116. Approval of merger

(1) Each Merging Body that is a Company must submit the merger for approval by a Special Resolution of the Company and, if there is more than 1 class of Shareholders, for approval by a Special Resolution of a separate meeting of each class.

(2) Notice of each meeting:

  1. (a) must be accompanied by:
  2. (i) a copy or summary of any merger agreement; and

(ii) copies of the proposed Articles of Association or other Constitutional Documents for the Merged Body or a summary of the principal provisions of those Documents; and

(iii) if the notice is accompanied by a summary mentioned in subparagraph (i) or (ii)—information about how a copy of the summarised Document may be inspected by the Shareholders of the Company; and

(iv) a copy of each certificate or statement signed under section 115(5) and (6) (Resolutions and certificates for merger) in relation to the merger; and

  1. (v) a statement of the material interests in the merger of the Directors of each Merging Body and the persons managing any Merging Body that does not have Directors; and

(vi) any further information that a Shareholder would reasonably require to make an informed decision about the merger; and

  1. (b) must contain sufficient information to alert Shareholders to their right to apply to the Court under section 117 (Objection to merger by Shareholders).
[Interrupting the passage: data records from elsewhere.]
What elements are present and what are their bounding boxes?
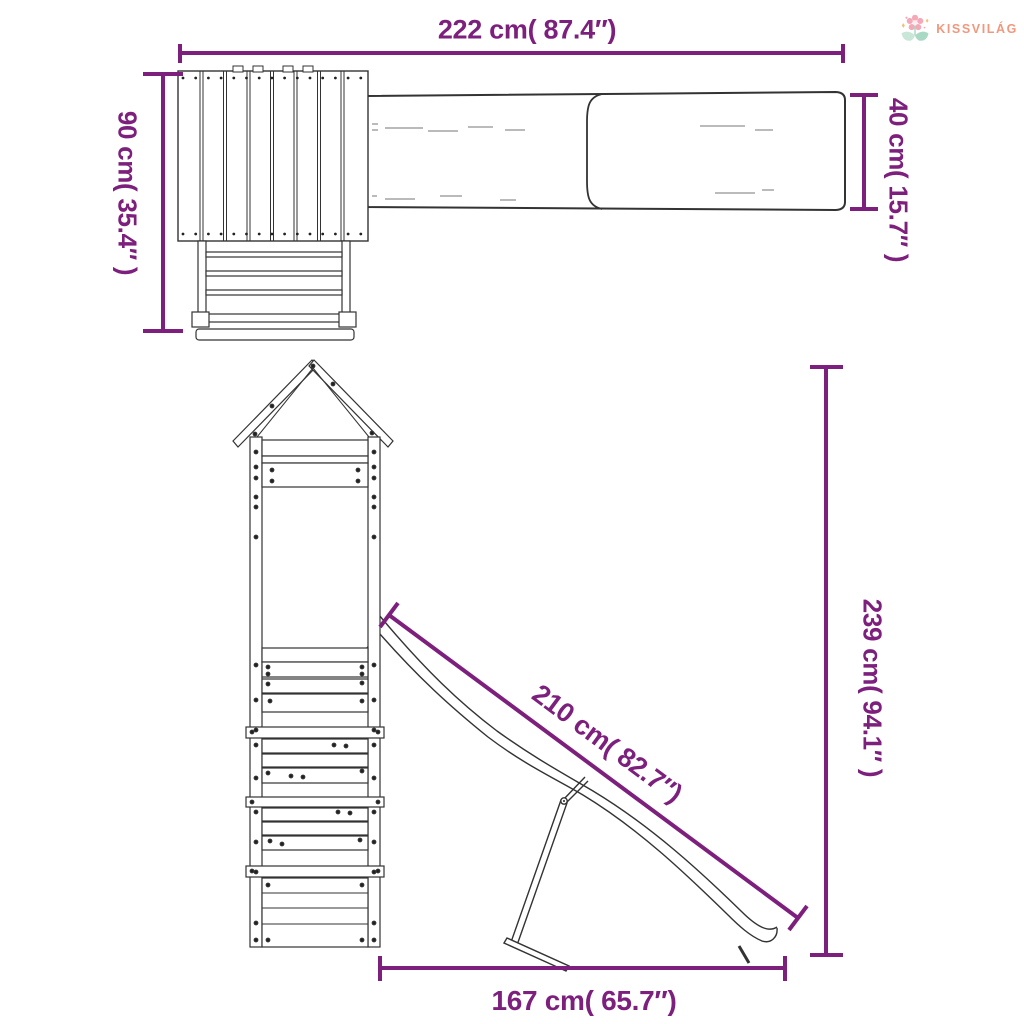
flower-icon [897,11,933,47]
dim-line-slide-width [850,95,878,209]
leaf-left [902,32,916,41]
brand-logo: KISSVILÁG [897,11,1018,47]
leaf-right [915,32,929,41]
flower-center [913,20,918,25]
roof-plan [178,66,368,241]
tower-elevation [233,360,393,947]
top-view [178,66,845,340]
brand-name: KISSVILÁG [936,22,1018,36]
dim-label-height: 239 cm( 94.1″ ) [857,599,888,778]
dim-line-height [810,367,843,955]
dim-line-depth [143,74,183,331]
dim-label-slide-width: 40 cm( 15.7″ ) [883,98,914,262]
side-view [233,360,777,971]
slide-plan [366,92,845,210]
dim-label-width-total: 222 cm( 87.4″) [438,15,616,46]
dim-line-ground-length [380,956,785,981]
slide-elevation [362,615,777,971]
dim-line-slide-length [380,603,807,930]
dim-label-depth: 90 cm( 35.4″ ) [112,111,143,275]
ladder-plan [192,241,356,340]
playset-drawing [0,0,1024,1024]
dim-label-ground-length: 167 cm( 65.7″) [491,985,676,1017]
product-dimension-diagram: 222 cm( 87.4″) 90 cm( 35.4″ ) 40 cm( 15.… [0,0,1024,1024]
dim-line-width-total [180,44,843,63]
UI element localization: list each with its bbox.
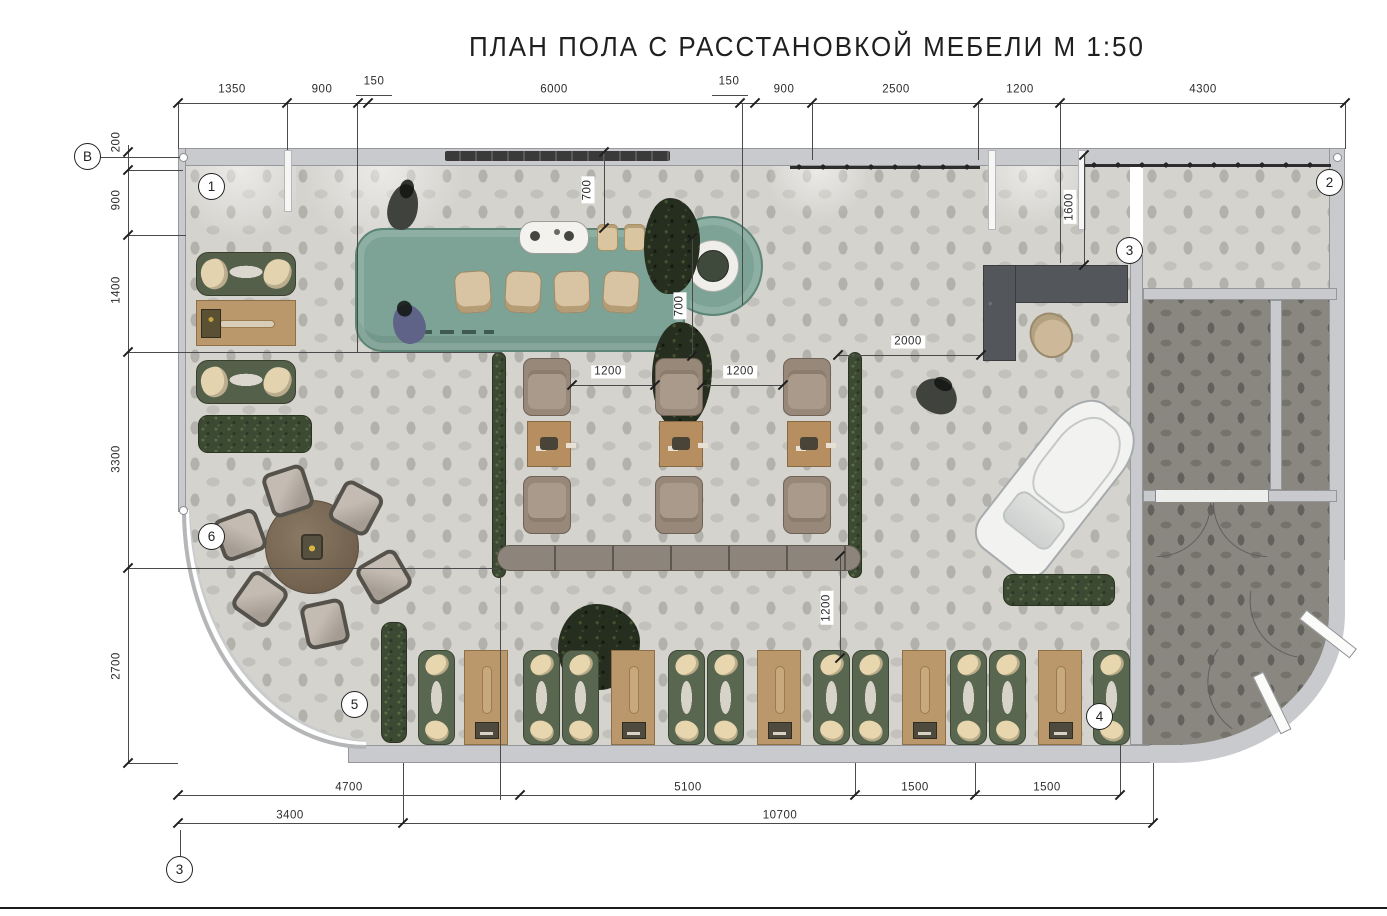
wall-node-3 — [1333, 153, 1342, 162]
hedge-center-left — [492, 352, 506, 578]
coffee-table-1 — [527, 421, 571, 467]
wall-pier-1 — [284, 150, 292, 212]
pedicure-table-5 — [1038, 650, 1082, 745]
wall-partition-h1 — [1143, 288, 1337, 300]
ext-top-right-end — [1345, 103, 1346, 149]
leader-axis3 — [180, 830, 181, 856]
ext-left-170 — [128, 170, 183, 171]
armchair-3a — [783, 358, 831, 416]
pedicure-table-2 — [611, 650, 655, 745]
dimension-label: 1200 — [723, 366, 757, 379]
dimension-label: 200 — [111, 129, 124, 156]
dim-1200-v — [840, 556, 841, 658]
ext-left-235 — [128, 235, 186, 236]
door-gap-fitting — [1155, 490, 1269, 502]
leader-B — [100, 157, 180, 158]
dimension-label: 2000 — [891, 336, 925, 349]
axis-marker: 3 — [1116, 237, 1143, 264]
fitting-hall-floor — [1143, 166, 1337, 290]
dimension-label: 1350 — [215, 84, 249, 97]
dimension-label: 6000 — [537, 84, 571, 97]
armchair-2a — [655, 358, 703, 416]
ext-top-left-end — [178, 103, 179, 149]
ext-bot-500 — [500, 575, 501, 800]
dimension-label: 3400 — [273, 810, 307, 823]
hedge-center-right — [848, 352, 862, 578]
dimension-label: 2500 — [879, 84, 913, 97]
ext-bot-1120 — [1120, 745, 1121, 795]
dim-1600 — [1084, 155, 1085, 265]
wall-partition-v2 — [1270, 300, 1282, 490]
bar-cup-2 — [624, 224, 645, 251]
ext-742 — [742, 103, 743, 305]
wall-node-1 — [179, 153, 188, 162]
manicure-table — [196, 300, 296, 346]
axis-marker: В — [74, 143, 101, 170]
dimension-label: 150 — [716, 76, 743, 89]
dimension-label: 4700 — [332, 782, 366, 795]
ext-812 — [812, 103, 813, 160]
pedicure-lounger-6 — [813, 650, 850, 745]
ext-bot-1153 — [1153, 763, 1154, 823]
pedicure-lounger-10 — [1093, 650, 1130, 745]
bar-stool-3 — [553, 270, 590, 313]
wall-pier-2 — [988, 150, 996, 230]
dim-chain-top — [178, 103, 1345, 104]
wall-bottom — [348, 745, 1160, 763]
dim-chain-left — [128, 145, 129, 763]
wall-right — [1329, 148, 1345, 578]
dimension-label: 1500 — [1030, 782, 1064, 795]
floor-plan-canvas: ПЛАН ПОЛА С РАССТАНОВКОЙ МЕБЕЛИ М 1:50 1… — [0, 0, 1387, 916]
ext-left-568 — [128, 568, 498, 569]
pedicure-lounger-7 — [852, 650, 889, 745]
wall-node-2 — [179, 506, 188, 515]
armchair-1b — [523, 476, 571, 534]
ext-left-763 — [128, 763, 178, 764]
pedicure-table-4 — [902, 650, 946, 745]
pedicure-lounger-1 — [418, 650, 455, 745]
leader-150-right — [712, 95, 748, 96]
ext-287 — [287, 103, 288, 150]
hedge-left — [198, 415, 312, 453]
dimension-label: 900 — [111, 187, 124, 214]
clothes-rack-1 — [790, 158, 980, 176]
pedicure-table-1 — [464, 650, 508, 745]
dimension-label: 10700 — [760, 810, 800, 823]
wall-left — [178, 148, 186, 512]
room-a-floor — [1143, 290, 1337, 490]
dim-1200-b — [702, 385, 783, 386]
dim-chain-bottom-2 — [178, 823, 1153, 824]
axis-marker: 1 — [198, 173, 225, 200]
dimension-label: 1600 — [1064, 190, 1077, 224]
pedicure-lounger-2 — [523, 650, 560, 745]
axis-marker: 4 — [1086, 703, 1113, 730]
pedicure-lounger-8 — [950, 650, 987, 745]
coffee-table-2 — [659, 421, 703, 467]
bar-stool-4 — [602, 270, 641, 314]
dimension-label: 3300 — [111, 442, 124, 476]
coffee-table-3 — [787, 421, 831, 467]
axis-marker: 2 — [1316, 169, 1343, 196]
ext-bot-403 — [403, 763, 404, 823]
dimension-label: 1200 — [591, 366, 625, 379]
axis-marker: 3 — [166, 856, 193, 883]
ext-bot-855 — [855, 763, 856, 795]
hedge-bottom-left — [381, 622, 407, 743]
dimension-label: 1500 — [898, 782, 932, 795]
bench-long — [497, 545, 861, 571]
wall-corner-curve — [1150, 560, 1345, 763]
dim-700-a — [604, 152, 605, 228]
manicure-sofa-2 — [196, 360, 296, 404]
armchair-3b — [783, 476, 831, 534]
dim-chain-bottom-1 — [178, 795, 1120, 796]
coffee-machine — [519, 221, 589, 254]
axis-marker: 6 — [198, 523, 225, 550]
dimension-label: 1400 — [111, 273, 124, 307]
dimension-label: 1200 — [821, 591, 834, 625]
dimension-label: 900 — [771, 84, 798, 97]
armchair-1a — [523, 358, 571, 416]
sheet-border-line — [0, 907, 1387, 909]
dimension-label: 900 — [309, 84, 336, 97]
chair-6 — [299, 597, 352, 651]
dimension-label: 5100 — [671, 782, 705, 795]
axis-marker: 5 — [341, 691, 368, 718]
reception-desk-side — [983, 265, 1016, 361]
bar-stool-2 — [504, 270, 542, 314]
ext-978 — [978, 103, 979, 160]
pedicure-lounger-4 — [668, 650, 705, 745]
ext-bot-975 — [975, 763, 976, 795]
dimension-label: 700 — [674, 293, 687, 320]
dimension-label: 4300 — [1186, 84, 1220, 97]
dimension-label: 2700 — [111, 649, 124, 683]
wall-partition-vertical — [1130, 255, 1143, 745]
pedicure-lounger-3 — [562, 650, 599, 745]
hedge-car — [1003, 574, 1115, 606]
pedicure-lounger-9 — [989, 650, 1026, 745]
dim-1200-a — [572, 385, 655, 386]
armchair-2b — [655, 476, 703, 534]
dim-700-b — [692, 238, 693, 356]
wall-shelf — [445, 151, 670, 161]
dimension-label: 150 — [361, 76, 388, 89]
pedicure-lounger-5 — [707, 650, 744, 745]
dim-2000 — [838, 355, 981, 356]
dimension-label: 1200 — [1003, 84, 1037, 97]
bar-cup-1 — [597, 224, 618, 251]
manicure-sofa-1 — [196, 252, 296, 296]
bar-stool-1 — [454, 270, 493, 314]
ext-1060 — [1060, 103, 1061, 263]
dimension-label: 700 — [582, 177, 595, 204]
leader-150-left — [356, 95, 392, 96]
ext-357 — [357, 103, 358, 353]
pedicure-table-3 — [757, 650, 801, 745]
ext-left-352 — [128, 352, 502, 353]
clothes-rack-2 — [1085, 156, 1331, 174]
page-title: ПЛАН ПОЛА С РАССТАНОВКОЙ МЕБЕЛИ М 1:50 — [469, 31, 1145, 64]
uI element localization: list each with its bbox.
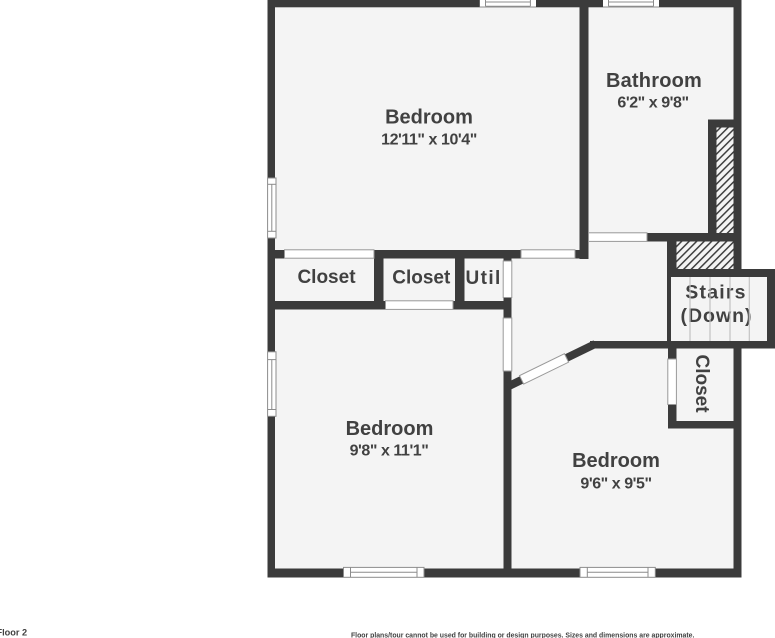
svg-text:Util: Util [465,268,501,289]
svg-text:Bathroom: Bathroom [606,70,702,92]
svg-text:Bedroom: Bedroom [346,418,434,440]
svg-text:Closet: Closet [297,267,356,288]
svg-text:9'8" x 11'1": 9'8" x 11'1" [350,443,429,460]
svg-text:12'11" x 10'4": 12'11" x 10'4" [381,132,477,149]
svg-text:9'6" x 9'5": 9'6" x 9'5" [580,476,651,493]
svg-text:Floor 2: Floor 2 [0,628,27,638]
svg-text:(Down): (Down) [680,305,752,327]
svg-text:Closet: Closet [392,268,451,289]
svg-text:6'2" x 9'8": 6'2" x 9'8" [617,95,688,112]
svg-text:Stairs: Stairs [685,282,746,304]
svg-text:Closet: Closet [691,354,712,413]
svg-text:Bedroom: Bedroom [385,107,473,129]
svg-text:Floor plans/tour cannot be use: Floor plans/tour cannot be used for buil… [351,632,695,638]
svg-text:Bedroom: Bedroom [572,450,660,472]
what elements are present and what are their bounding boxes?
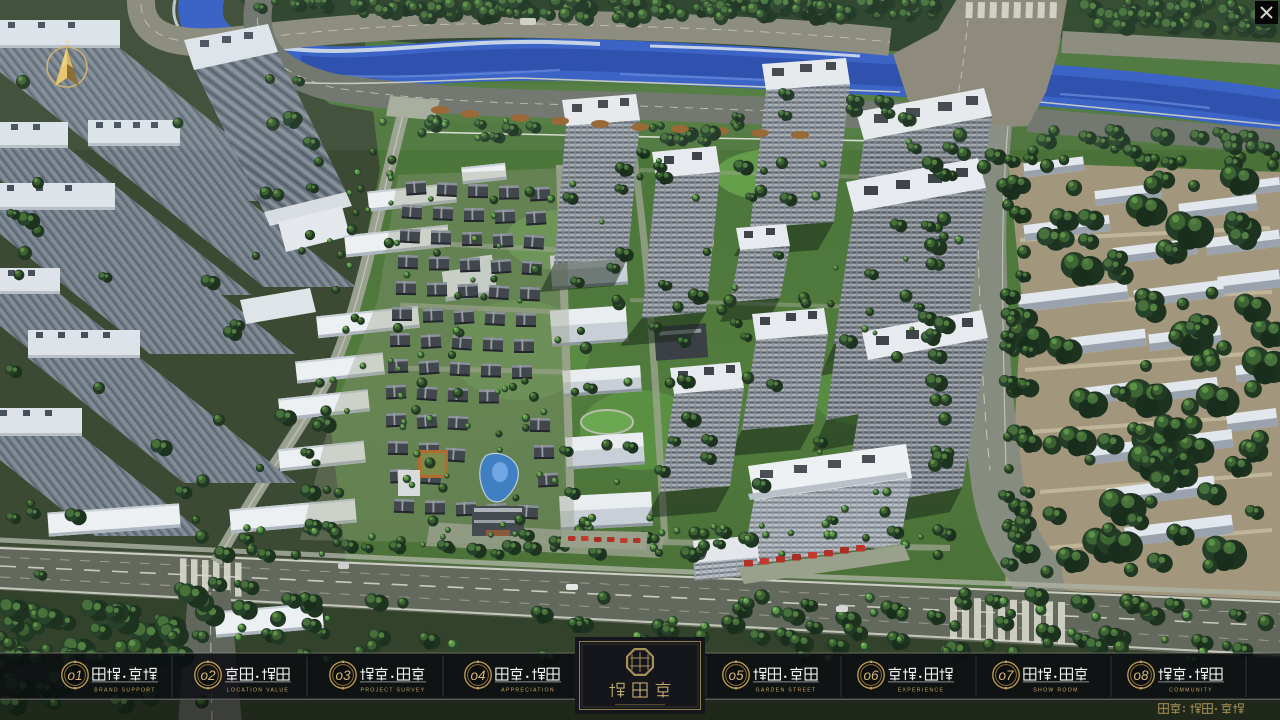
svg-text:BRAND SUPPORT: BRAND SUPPORT <box>94 688 155 694</box>
svg-text:GARDEN STREET: GARDEN STREET <box>756 688 817 694</box>
svg-text:o4: o4 <box>470 668 485 683</box>
svg-text:COMMUNITY: COMMUNITY <box>1169 688 1213 694</box>
svg-text:o8: o8 <box>1133 668 1149 683</box>
svg-text:PROJECT SURVEY: PROJECT SURVEY <box>361 688 426 694</box>
svg-text:SHOW ROOM: SHOW ROOM <box>1033 688 1078 694</box>
svg-text:APPRECIATION: APPRECIATION <box>501 688 555 694</box>
svg-text:o1: o1 <box>67 668 82 683</box>
svg-text:o3: o3 <box>335 668 351 683</box>
svg-text:o7: o7 <box>998 668 1014 683</box>
svg-text:o2: o2 <box>200 668 216 683</box>
svg-text:o6: o6 <box>863 668 879 683</box>
svg-text:EXPERIENCE: EXPERIENCE <box>898 688 944 694</box>
svg-text:N: N <box>64 40 69 47</box>
svg-text:o5: o5 <box>728 668 744 683</box>
svg-text:LOCATION VALUE: LOCATION VALUE <box>227 688 289 694</box>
(3) A Special Resolution to approve a Group Merger must:

  1. (a) provide that the capital accounts of each Merging Body are to be added to the capital accounts of the Merged Body; and
  2. (b) specify any changes to the Articles of Association of the Merged Body that are to take effect on the merger; and
  3. (c) state the names and addresses of the persons who are proposed to be the Directors of the Merged Body after the merger; and
  4. (d) provide that the Shares of each Merging Body are to be cancelled without any repayment of capital.

(4) A merger is approved under this section when all the Special Resolutions mentioned in subsection (1) have been passed in respect of all the Merging Bodies that are Companies.

(5) A merger may not be completed unless it is approved under this section.

117. Objection to merger by Shareholders

(1) A Shareholder of a Merging Company may apply to the Court for an order under section 175 (Orders for unfair prejudice to Shareholders) on the ground that the merger would unfairly prejudice the interests of the Shareholder.

(2) An application must not be made:

  • (a) more than 28 days after the day the merger is approved under section 116 (Approval of merger); or
  • (b) by a Shareholder who voted in favour of the merger.